Erorr ORA-1000, maximum open cursors exceeded.
We are running a VC++ application on a Oracle 7.3 server and are
gettting this erorr. We increased the parameter from its default to 200.
But we would like to know how can we find out the noumber and
text of the opem cursors. ?
If i am right open cursors would be uncommited statements ?
Thanx
Charanjiv
No, open cursors would be cursors you OPENed but never closed or they would be cached cursors that plsql keeps open (if you are using lots of stored procedures, you'll see the cached cursors from these). Cursors stay open across commits normally.
You can see the cursors you have open (all open cursors in the database) by reviewing the dynamic performance view
v$open_cursors. You can use this to track down cursors you have opened in your application but have forgotten to close or to verify the cursors are being cached by plsql for you.
I keep my open cursors set at about 1,000. Cursor entries are aquired 64 at a time, regardless of the open cursor setting, so setting to a high number will not affect memory consumption for all clients -- just those that need it.
See also the documentation for "close_cached_open_cursors" in the server reference guide if you really want plsql to close cached cursors upon commit (this parameter is obsoleted in 8.1 -- a new algorithm is used and this is no longer needed). I don't recommend setting this but some people want to anyway.
followup to comment one belowwell, it varies by language.
in jdbc, preparedStatement.close() does it.
In pro*c EXEC SQL CLOSE CURSOR_NAME; does it.
In OCI -- there is an API call to close a statement
and so on.
followup to comment threeNo,
no it is not.
Open cursors are
not uncommitted statements. Open cursors are -- lo and behold -- cursors you have not closed.
If you are in JDBC and you let a statement handle go out of scope (don't have any idea what a loop might have to do with it except that I could use a loop to exhaust open cursors rapidly), you will have open cursors that you can no longer get to to close.
But the same would be true if you opened a file and didn't close it properly. Just consider a statement a file, eventually, when you are done and will never need that file again -- close it. Same with the cursors (statements). When you are done (and not before, if you might reuse it, don't close it) with the statement -- close it and you will not have this error.

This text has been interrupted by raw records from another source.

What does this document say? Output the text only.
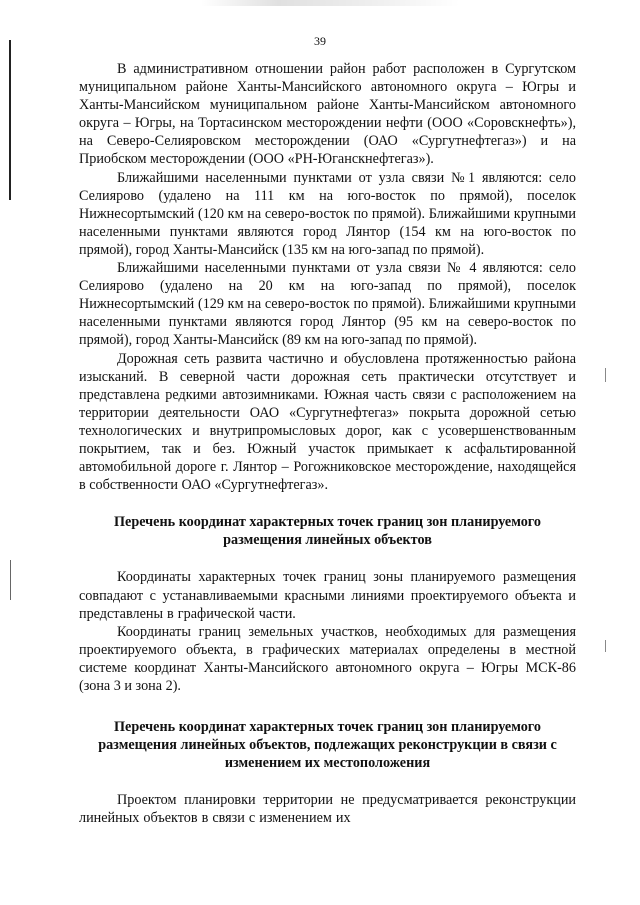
39

В административном отношении район работ расположен в Сургутском муниципальном районе Ханты-Мансийского автономного округа – Югры и Ханты-Мансийском муниципальном районе Ханты-Мансийском автономного округа – Югры, на Тортасинском месторождении нефти (ООО «Соровскнефть»), на Северо-Селияровском месторождении (ОАО «Сургутнефтегаз») и на Приобском месторождении (ООО «РН-Юганскнефтегаз»).

Ближайшими населенными пунктами от узла связи №1 являются: село Селиярово (удалено на 111 км на юго-восток по прямой), поселок Нижнесортымский (120 км на северо-восток по прямой). Ближайшими крупными населенными пунктами являются город Лянтор (154 км на юго-восток по прямой), город Ханты-Мансийск (135 км на юго-запад по прямой).

Ближайшими населенными пунктами от узла связи № 4 являются: село Селиярово (удалено на 20 км на юго-запад по прямой), поселок Нижнесортымский (129 км на северо-восток по прямой). Ближайшими крупными населенными пунктами являются город Лянтор (95 км на северо-восток по прямой), город Ханты-Мансийск (89 км на юго-запад по прямой).

Дорожная сеть развита частично и обусловлена протяженностью района изысканий. В северной части дорожная сеть практически отсутствует и представлена редкими автозимниками. Южная часть связи с расположением на территории деятельности ОАО «Сургутнефтегаз» покрыта дорожной сетью технологических и внутрипромысловых дорог, как с усовершенствованным покрытием, так и без. Южный участок примыкает к асфальтированной автомобильной дороге г. Лянтор – Рогожниковское месторождение, находящейся в собственности ОАО «Сургутнефтегаз».

Перечень координат характерных точек границ зон планируемого размещения линейных объектов

Координаты характерных точек границ зоны планируемого размещения совпадают с устанавливаемыми красными линиями проектируемого объекта и представлены в графической части.

Координаты границ земельных участков, необходимых для размещения проектируемого объекта, в графических материалах определены в местной системе координат Ханты-Мансийского автономного округа – Югры МСК-86 (зона 3 и зона 2).

Перечень координат характерных точек границ зон планируемого размещения линейных объектов, подлежащих реконструкции в связи с изменением их местоположения

Проектом планировки территории не предусматривается реконструкции линейных объектов в связи с изменением их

This error is 100% caused by a programmer leaking cursors, if you replace the database statements with file opens, you would be running out of file descriptors -- same issue.

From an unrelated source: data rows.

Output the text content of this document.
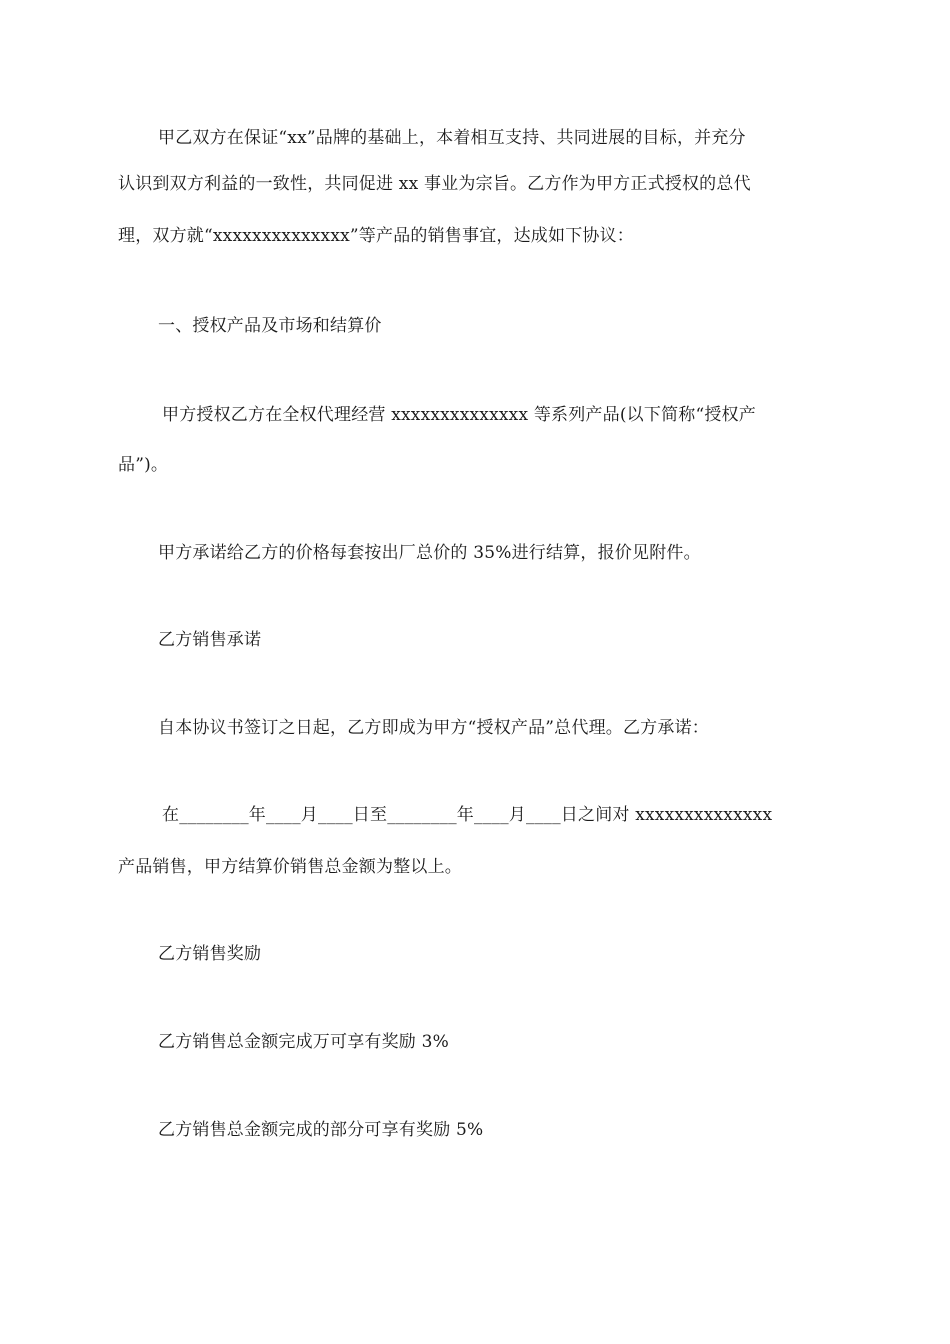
甲乙双方在保证“xx”品牌的基础上，本着相互支持、共同进展的目标，并充分
认识到双方利益的一致性，共同促进 xx 事业为宗旨。乙方作为甲方正式授权的总代
理，双方就“xxxxxxxxxxxxxx”等产品的销售事宜，达成如下协议：
一、授权产品及市场和结算价
甲方授权乙方在全权代理经营 xxxxxxxxxxxxxx 等系列产品(以下简称“授权产
品”)。
甲方承诺给乙方的价格每套按出厂总价的 35%进行结算，报价见附件。
乙方销售承诺
自本协议书签订之日起，乙方即成为甲方“授权产品”总代理。乙方承诺：
在________年____月____日至________年____月____日之间对 xxxxxxxxxxxxxx
产品销售，甲方结算价销售总金额为整以上。
乙方销售奖励
乙方销售总金额完成万可享有奖励 3%
乙方销售总金额完成的部分可享有奖励 5%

Do NOT close each query after it is executed, you should prepare a statement at most ONCE per program execution and then rebind/execute it over and over. If there is a chance that you will execute the statement again, keep it open (don't let it go out of scope!)
See
</code>
http://asktom.oracle.com/pls/asktom/f?p=100:11:::::P11_QUESTION_ID:1478004815829 <code>
for why the advice to close after each query is executed is potentially bad advice.